A good, old fashioned rant

Warning -- this is just a rant. An absolute and angry rant aimed at nameless people (I assume they have names, but since I don't know who they are, I can't name those names so I use the shorthand "nameless" -- work with me) who have offended my sensitivities.

I'm at work right now (right now being when I am typing this, not any random time when I or you read this) and there is a platter which has leftover food from an event held here last night. The kitchen prepared these mini-muffin things: corn, chocolate chip, bran and like that. There were 4 left. Now, understand -- I wasn't going to eat them. I am on a strict diet of not eating anything which would make me happy so I was staying far away. But when I walked by, I noticed that someone (some nameless one) had taken the tops off the muffins and left the bottoms, in their little paper cups, sitting on the platter.

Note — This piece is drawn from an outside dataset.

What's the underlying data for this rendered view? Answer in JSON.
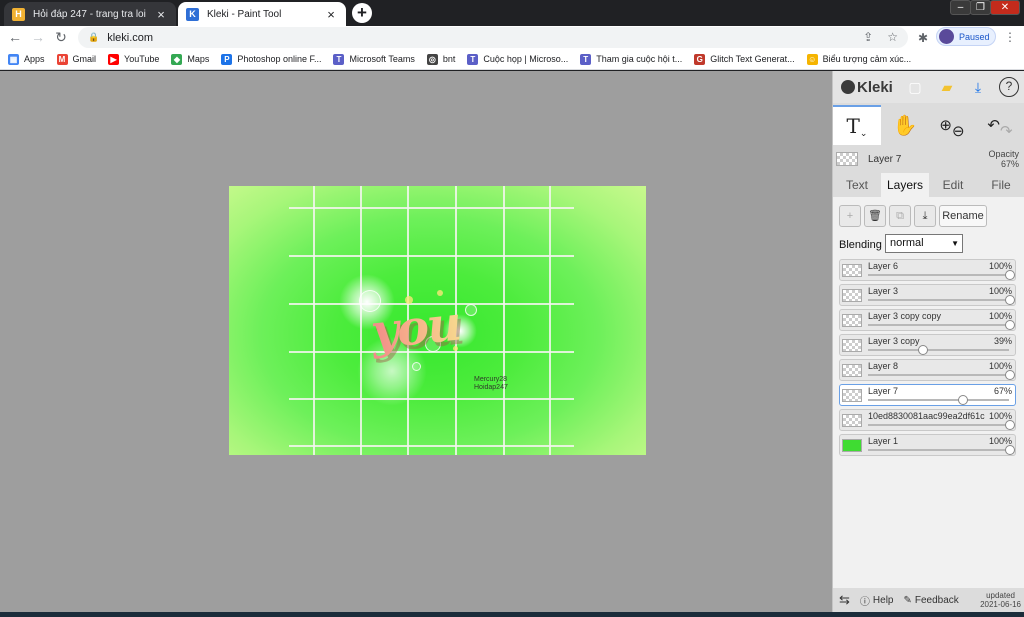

Before you start referencing Seinfeld episodes, please be aware that this is real life. In real life, someone walked by and broke the tops off for consumption and left the rest just sitting there as if he or she was doing the rest of humanity a favor by, after mangling food, leaving it for others to pick at. That is simply disgusting. Who does that? [note -- not rhetorical. Please tell me who does that so I can smack that person in the head]

Sure, I felt bad about throwing them out because I don't like wasting food. So I didn't. But fortunately, someone else did, after we commiserated about how horrible a behavior it was of that nameless person to break the tops off and leave the rest behind. Offensive and horrible.

So I turned the corner and walked into the local kitchenette to try and recover from the shock and there I saw a platter of double chocolate chip cookies. Again, I wasn't going to eat them because I might crack a smile, but I did look at them very intensely. I noticed that a bunch of them had pieces broken off of them. THIS IS EXACTLY THE SAME THING! Don't break a piece off of a whole cookie so you can eat your little bit and then leave the rest just sitting there! Here's what bothers me -- who doesn't eat a whole cookie? When I want a snack, I limit myself to only 7 or 8 cookies. In a pinch, I can survive with only 3 cookies. But fractions? Bad enough I am confronted with cookies that have some random fingerprints on them, but apparently I am surrounded by people who are unable to eat cookies in units of "1" and that's really offensive. What's up with just having a bite or a piece? Not everyone agrees with my sense that the one pound bag of peanut M+M's is a single serving but a cookie? A little, 2-inch in diameter (yes, I actually measured for the sake of accuracy) cookie needs to be broken in pieces and eaten incrementally? And if you have to break off a piece, break from a cookie that already has a piece taken out, not from another whole cookie! You all make me sick

So stop touching my food, eat like a human being and make sure to measure your cookies before you get angry about them.